THE SPIN RACK: At least seven people were killed when an aluminum ferry boarding gangway collapsed on Sapelo Island, Georgia where crowds had gathered for a fall celebration by the island’s Gullah-Geechee community of Black slave descendants. As many as 40 people were reported to be on the gangway and 20 of them fell in the water, according to authorities. — Frozen waffles sold under the brand names of major retailers including Kroger, Price Chopper, and Walmart are recalled for the danger that they might be contaminated with listeria. — San Francisco 49ers rookie wide receiver Ricky Pearsall, who was shot in the chest during an attempted robbery less than two months ago, played his first game and made his first NFL catch yesterday in the team’s 28-18 loss to the Kansas City Chiefs. — Tesla billionaire Elon Musk is giving away a million dollars a day to randomly selected voters who sign a pledge to support the first and second amendments to the Constitution … that’s the right to free speech and to own an assault rifle.

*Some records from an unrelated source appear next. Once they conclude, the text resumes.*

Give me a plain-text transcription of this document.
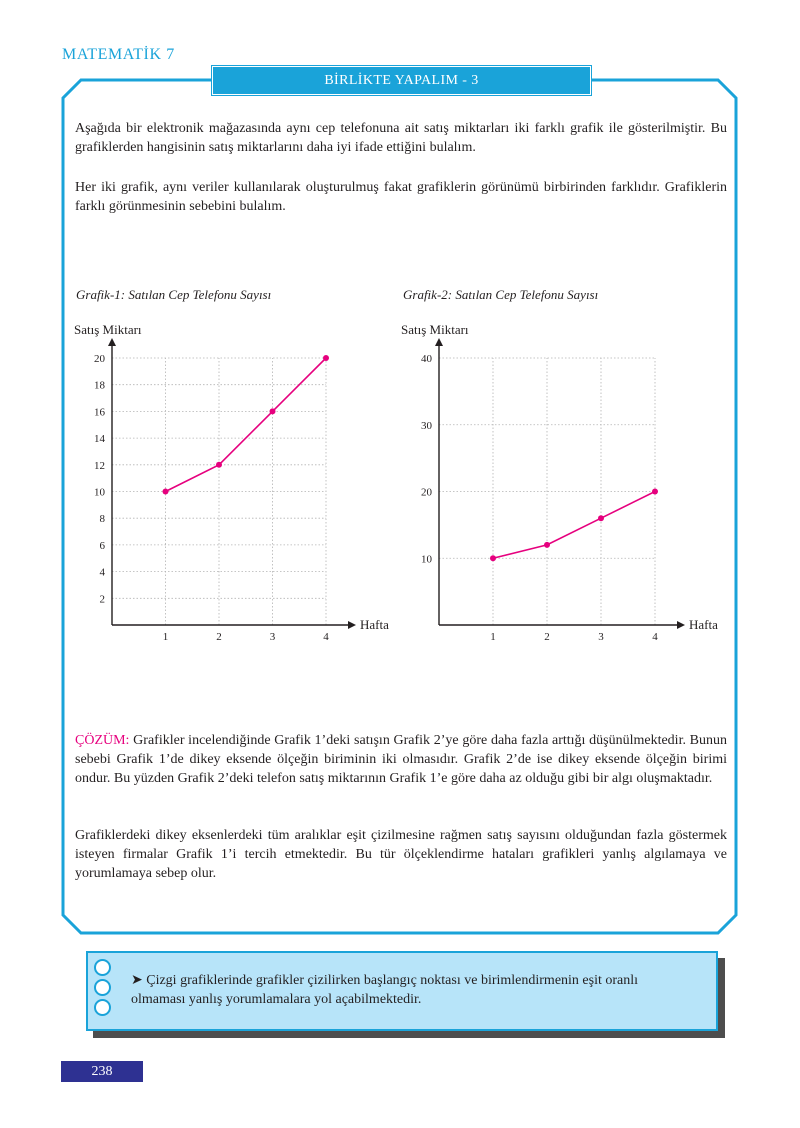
MATEMATİK 7
BİRLİKTE YAPALIM - 3
Aşağıda bir elektronik mağazasında aynı cep telefonuna ait satış miktarları iki farklı grafik ile gösterilmiştir. Bu grafiklerden hangisinin satış miktarlarını daha iyi ifade ettiğini bulalım.
Her iki grafik, aynı veriler kullanılarak oluşturulmuş fakat grafiklerin görünümü birbirinden farklıdır. Grafiklerin farklı görünmesinin sebebini bulalım.
Grafik-1: Satılan Cep Telefonu Sayısı	Grafik-2: Satılan Cep Telefonu Sayısı
2
4
6
8
10
12
14
16
18
20
1	2	3	4
Satış Miktarı
Hafta
10
20
30
40
1	2	3	4
Satış Miktarı
Hafta
ÇÖZÜM: Grafikler incelendiğinde Grafik 1’deki satışın Grafik 2’ye göre daha fazla arttığı düşünülmektedir. Bunun sebebi Grafik 1’de dikey eksende ölçeğin biriminin iki olmasıdır. Grafik 2’de ise dikey eksende ölçeğin birimi ondur. Bu yüzden Grafik 2’deki telefon satış miktarının Grafik 1’e göre daha az olduğu gibi bir algı oluşmaktadır.
Grafiklerdeki dikey eksenlerdeki tüm aralıklar eşit çizilmesine rağmen satış sayısını olduğundan fazla göstermek isteyen firmalar Grafik 1’i tercih etmektedir. Bu tür ölçeklendirme hataları grafikleri yanlış algılamaya ve yorumlamaya sebep olur.
➤ Çizgi grafiklerinde grafikler çizilirken başlangıç noktası ve birimlendirmenin eşit oranlı olmaması yanlış yorumlamalara yol açabilmektedir.
238
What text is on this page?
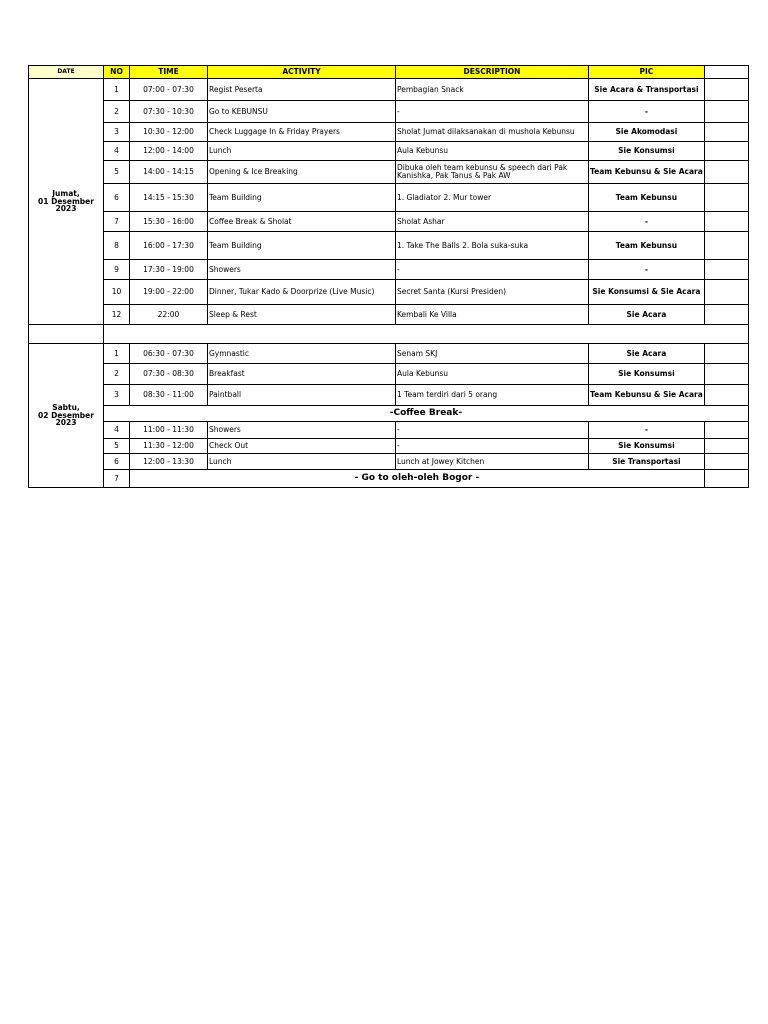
DATE	NO	TIME	ACTIVITY	DESCRIPTION	PIC	
Jumat,
01 Desember
2023	1	07:00 - 07:30	Regist Peserta	Pembagian Snack	Sie Acara & Transportasi	
	2	07:30 - 10:30	Go to KEBUNSU	-	-	
	3	10:30 - 12:00	Check Luggage In & Friday Prayers	Sholat Jumat dilaksanakan di mushola Kebunsu	Sie Akomodasi	
	4	12:00 - 14:00	Lunch	Aula Kebunsu	Sie Konsumsi	
	5	14:00 - 14:15	Opening & Ice Breaking	Dibuka oleh team kebunsu & speech dari Pak Kanishka, Pak Tanus & Pak AW	Team Kebunsu & Sie Acara	
	6	14:15 - 15:30	Team Building	1. Gladiator 2. Mur tower	Team Kebunsu	
	7	15:30 - 16:00	Coffee Break & Sholat	Sholat Ashar	-	
	8	16:00 - 17:30	Team Building	1. Take The Balls 2. Bola suka-suka	Team Kebunsu	
	9	17:30 - 19:00	Showers	-	-	
	10	19:00 - 22:00	Dinner, Tukar Kado & Doorprize (Live Music)	Secret Santa (Kursi Presiden)	Sie Konsumsi & Sie Acara	
	12	22:00	Sleep & Rest	Kembali Ke Villa	Sie Acara	

Sabtu,
02 Desember
2023	1	06:30 - 07:30	Gymnastic	Senam SKJ	Sie Acara	
	2	07:30 - 08:30	Breakfast	Aula Kebunsu	Sie Konsumsi	
	3	08:30 - 11:00	Paintball	1 Team terdiri dari 5 orang	Team Kebunsu & Sie Acara	
	-Coffee Break-					
	4	11:00 - 11:30	Showers	-	-	
	5	11:30 - 12:00	Check Out	-	Sie Konsumsi	
	6	12:00 - 13:30	Lunch	Lunch at Jowey Kitchen	Sie Transportasi	
	7	- Go to oleh-oleh Bogor -				
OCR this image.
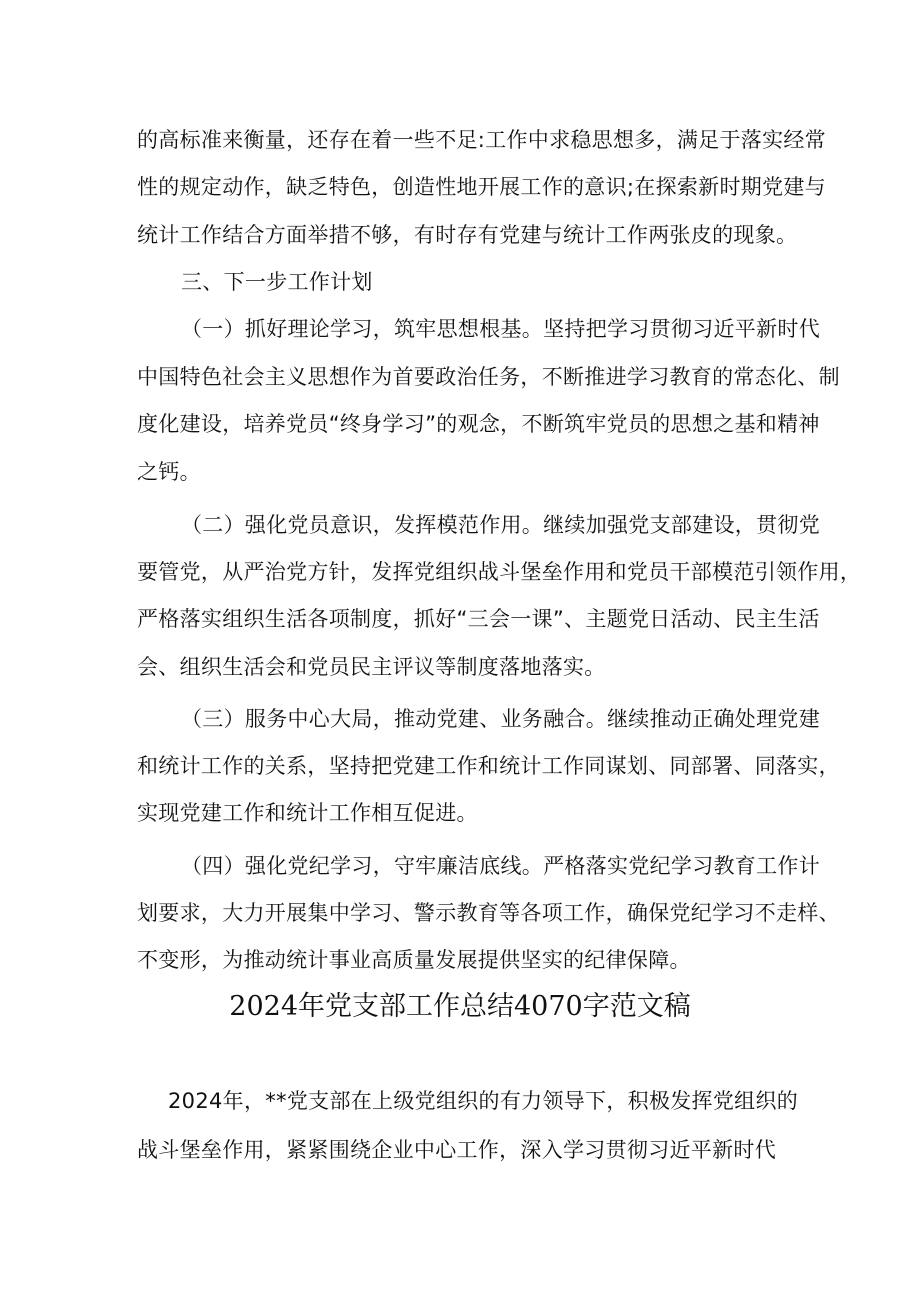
的高标准来衡量，还存在着一些不足:工作中求稳思想多，满足于落实经常
性的规定动作，缺乏特色，创造性地开展工作的意识;在探索新时期党建与
统计工作结合方面举措不够，有时存有党建与统计工作两张皮的现象。
三、下一步工作计划
（一）抓好理论学习，筑牢思想根基。坚持把学习贯彻习近平新时代
中国特色社会主义思想作为首要政治任务，不断推进学习教育的常态化、制
度化建设，培养党员“终身学习”的观念，不断筑牢党员的思想之基和精神
之钙。
（二）强化党员意识，发挥模范作用。继续加强党支部建设，贯彻党
要管党，从严治党方针，发挥党组织战斗堡垒作用和党员干部模范引领作用，
严格落实组织生活各项制度，抓好“三会一课”、主题党日活动、民主生活
会、组织生活会和党员民主评议等制度落地落实。
（三）服务中心大局，推动党建、业务融合。继续推动正确处理党建
和统计工作的关系，坚持把党建工作和统计工作同谋划、同部署、同落实，
实现党建工作和统计工作相互促进。
（四）强化党纪学习，守牢廉洁底线。严格落实党纪学习教育工作计
划要求，大力开展集中学习、警示教育等各项工作，确保党纪学习不走样、
不变形，为推动统计事业高质量发展提供坚实的纪律保障。
2024年党支部工作总结4070字范文稿
2024年，**党支部在上级党组织的有力领导下，积极发挥党组织的
战斗堡垒作用，紧紧围绕企业中心工作，深入学习贯彻习近平新时代
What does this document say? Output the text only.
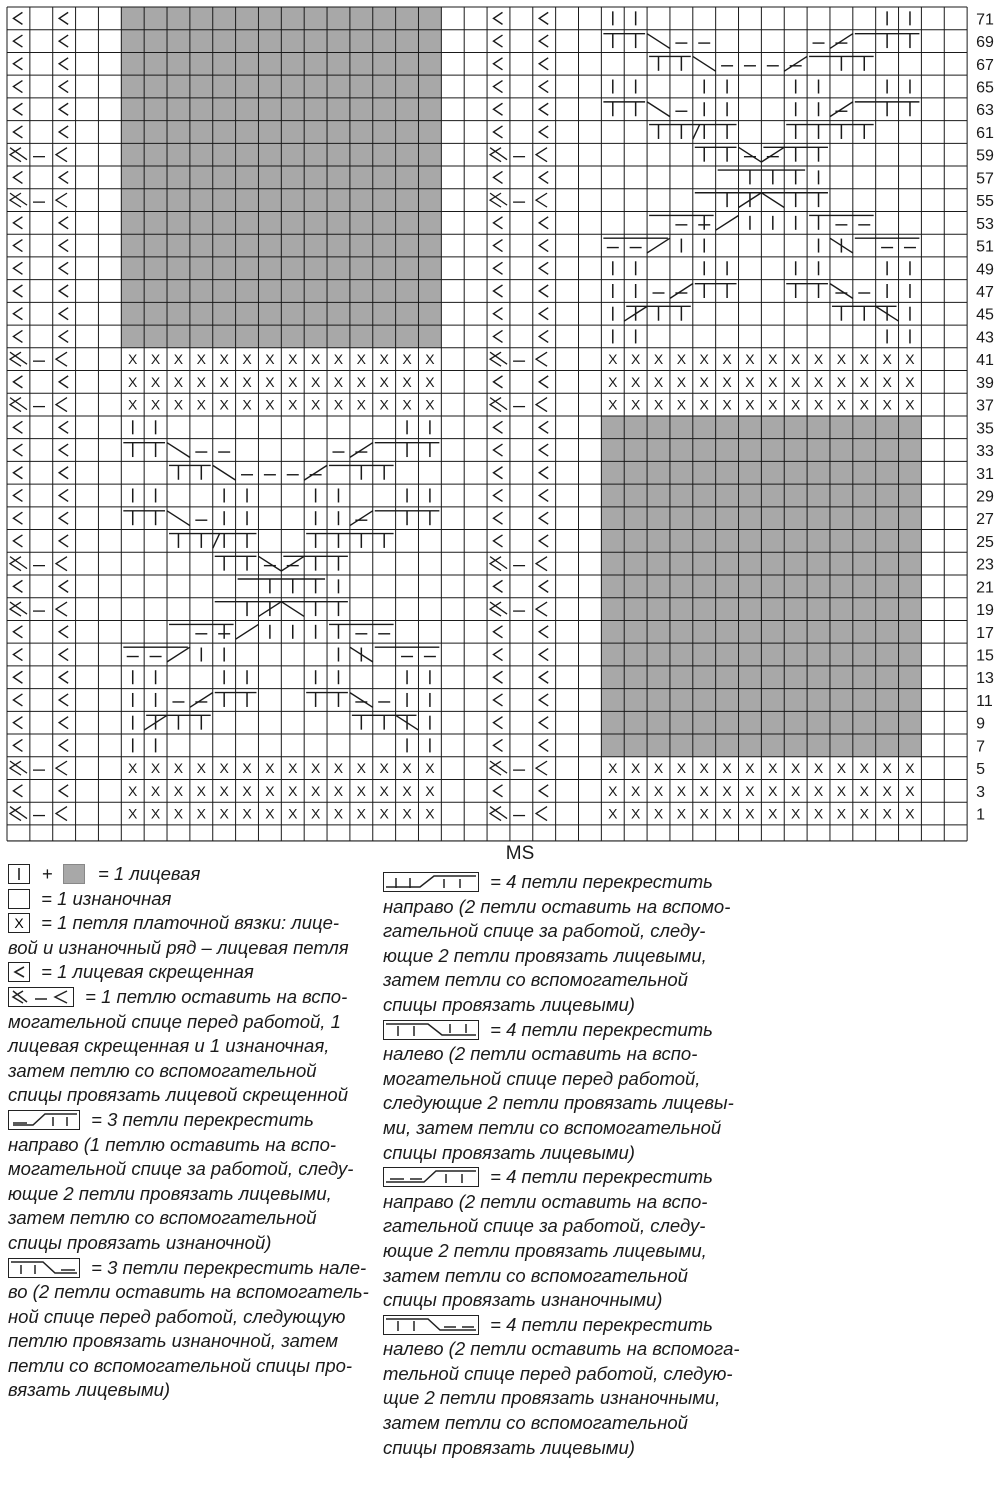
71
69
67
65
63
61
59
57
55
53
51
49
47
45
43
41
39
37
35
33
31
29
27
25
23
21
19
17
15
13
11
9
7
5
3
1
X X X X X X X X X X X X X X
X X X X X X X X X X X X X X
X X X X X X X X X X X X X X
X X X X X X X X X X X X X X
X X X X X X X X X X X X X X
X X X X X X X X X X X X X X
X X X X X X X X X X X X X X
X X X X X X X X X X X X X X
X X X X X X X X X X X X X X
X X X X X X X X X X X X X X
X X X X X X X X X X X X X X
X X X X X X X X X X X X X X
MS

+ = 1 лицевая

= 1 изнаночная

X = 1 петля платочной вязки: лице-
вой и изнаночный ряд – лицевая петля

= 1 лицевая скрещенная

= 1 петлю оставить на вспо-
могательной спице перед работой, 1
лицевая скрещенная и 1 изнаночная,
затем петлю со вспомогательной
спицы провязать лицевой скрещенной

= 3 петли перекрестить
направо (1 петлю оставить на вспо-
могательной спице за работой, следу-
ющие 2 петли провязать лицевыми,
затем петлю со вспомогательной
спицы провязать изнаночной)

= 3 петли перекрестить нале-
во (2 петли оставить на вспомогатель-
ной спице перед работой, следующую
петлю провязать изнаночной, затем
петли со вспомогательной спицы про-
вязать лицевыми)

= 4 петли перекрестить
направо (2 петли оставить на вспомо-
гательной спице за работой, следу-
ющие 2 петли провязать лицевыми,
затем петли со вспомогательной
спицы провязать лицевыми)

= 4 петли перекрестить
налево (2 петли оставить на вспо-
могательной спице перед работой,
следующие 2 петли провязать лицевы-
ми, затем петли со вспомогательной
спицы провязать лицевыми)

= 4 петли перекрестить
направо (2 петли оставить на вспо-
гательной спице за работой, следу-
ющие 2 петли провязать лицевыми,
затем петли со вспомогательной
спицы провязать изнаночными)

= 4 петли перекрестить
налево (2 петли оставить на вспомога-
тельной спице перед работой, следую-
щие 2 петли провязать изнаночными,
затем петли со вспомогательной
спицы провязать лицевыми)
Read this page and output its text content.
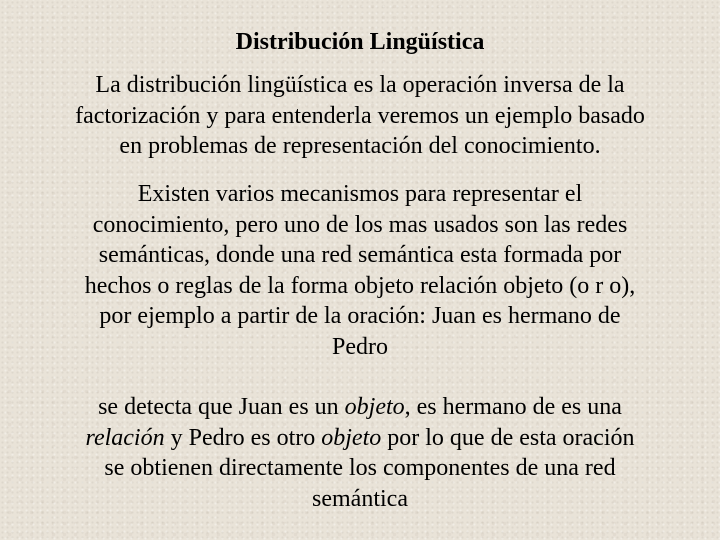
Distribución Lingüística

La distribución lingüística es la operación inversa de la
factorización y para entenderla veremos un ejemplo basado
en problemas de representación del conocimiento.

Existen varios mecanismos para representar el
conocimiento, pero uno de los mas usados son las redes
semánticas, donde una red semántica esta formada por
hechos o reglas de la forma objeto relación objeto (o r o),
por ejemplo a partir de la oración: Juan es hermano de
Pedro

se detecta que Juan es un objeto, es hermano de es una
relación y Pedro es otro objeto por lo que de esta oración
se obtienen directamente los componentes de una red
semántica
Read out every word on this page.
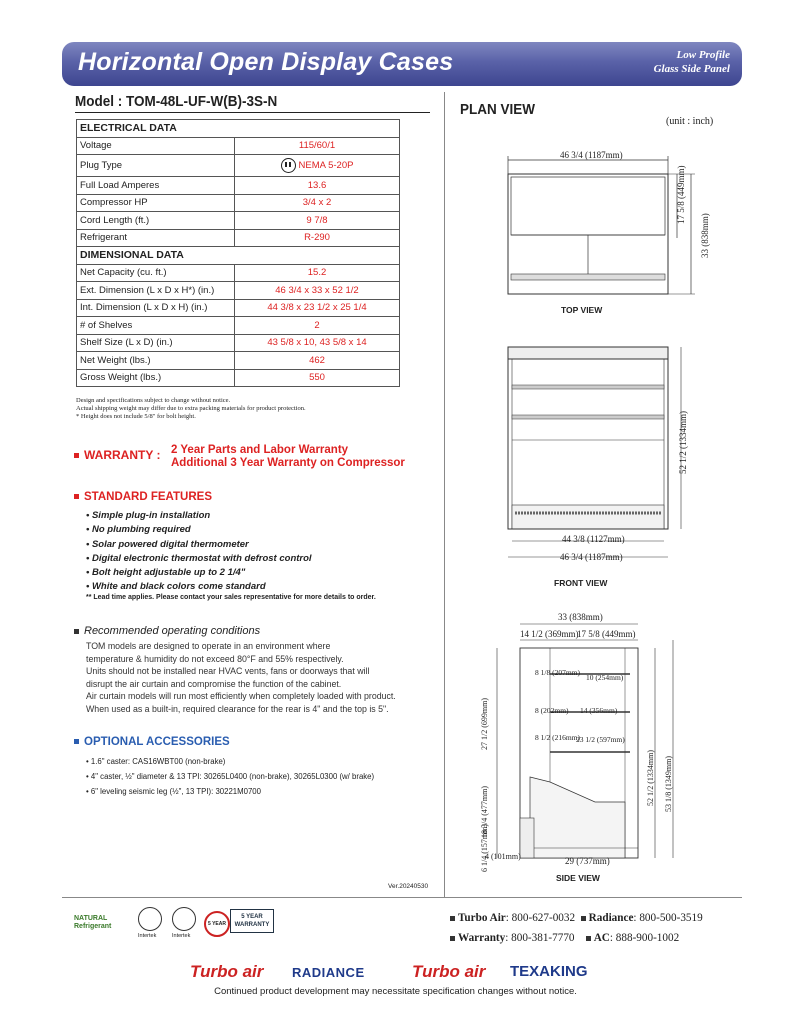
Horizontal Open Display Cases	Low Profile
Glass Side Panel
Model : TOM-48L-UF-W(B)-3S-N
ELECTRICAL DATA	
Voltage	115/60/1
Plug Type	NEMA 5-20P
Full Load Amperes	13.6
Compressor HP	3/4 x 2
Cord Length (ft.)	9 7/8
Refrigerant	R-290
DIMENSIONAL DATA	
Net Capacity (cu. ft.)	15.2
Ext. Dimension (L x D x H*) (in.)	46 3/4 x 33 x 52 1/2
Int. Dimension (L x D x H) (in.)	44 3/8 x 23 1/2 x 25 1/4
# of Shelves	2
Shelf Size (L x D) (in.)	43 5/8 x 10, 43 5/8 x 14
Net Weight (lbs.)	462
Gross Weight (lbs.)	550
Design and specifications subject to change without notice.
Actual shipping weight may differ due to extra packing materials for product protection.
* Height does not include 5/8" for bolt height.
WARRANTY : 2 Year Parts and Labor Warranty
Additional 3 Year Warranty on Compressor
STANDARD FEATURES
• Simple plug-in installation
• No plumbing required
• Solar powered digital thermometer
• Digital electronic thermostat with defrost control
• Bolt height adjustable up to 2 1/4"
• White and black colors come standard
** Lead time applies. Please contact your sales representative for more details to order.
Recommended operating conditions
TOM models are designed to operate in an environment where
temperature & humidity do not exceed 80°F and 55% respectively.
Units should not be installed near HVAC vents, fans or doorways that will
disrupt the air curtain and compromise the function of the cabinet.
Air curtain models will run most efficiently when completely loaded with product.
When used as a built-in, required clearance for the rear is 4" and the top is 5".
OPTIONAL ACCESSORIES
• 1.6" caster: CAS16WBT00 (non-brake)
• 4" caster, ½" diameter & 13 TPI: 30265L0400 (non-brake), 30265L0300 (w/ brake)
• 6" leveling seismic leg (½", 13 TPI): 30221M0700
Ver.20240530
PLAN VIEW
(unit : inch)
46 3/4 (1187mm)
17 5/8 (449mm)
33 (838mm)
TOP VIEW
52 1/2 (1334mm)
44 3/8 (1127mm)
46 3/4 (1187mm)
FRONT VIEW
33 (838mm)
14 1/2 (369mm)
17 5/8 (449mm)
8 1/8 (207mm)
10 (254mm)
8 (202mm) 14 (356mm)
8 1/2 (216mm)
23 1/2 (597mm)
27 1/2 (699mm)
18 3/4 (477mm)
6 1/4 (157mm)
4 (101mm)	29 (737mm)
52 1/2 (1334mm) 53 1/8 (1349mm)
SIDE VIEW
NATURAL Refrigerant
Intertek	Intertek
5 YEAR
5 YEAR WARRANTY
Turbo Air: 800-627-0032 Radiance: 800-500-3519
Warranty: 800-381-7770 AC: 888-900-1002
Turbo air RADIANCE	Turbo air TEXAKING
Continued product development may necessitate specification changes without notice.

BELOW THE FOLD: He’ll have an Arnold Palmer. Donald Trump, who believes he should be president again, opened a weekend rally in Latrobe, Pennsylvania with a story about the great professional golfer Arnold Palmer, a hometown hero.
Trump said: “Arnold Palmer was all man, and I say that in all due respect to women, and I love women… but this guy, this guy, this is a guy that was all man, this man was strong and tough, and I refuse to say it, but when he took showers with the other pros they came out of there, they said ‘Oh my god. That’s unbelievable.’”
That’s the Arnold Palmer that Trump admires. For everyone else, it’s a drink that’s half tea and half lemonade.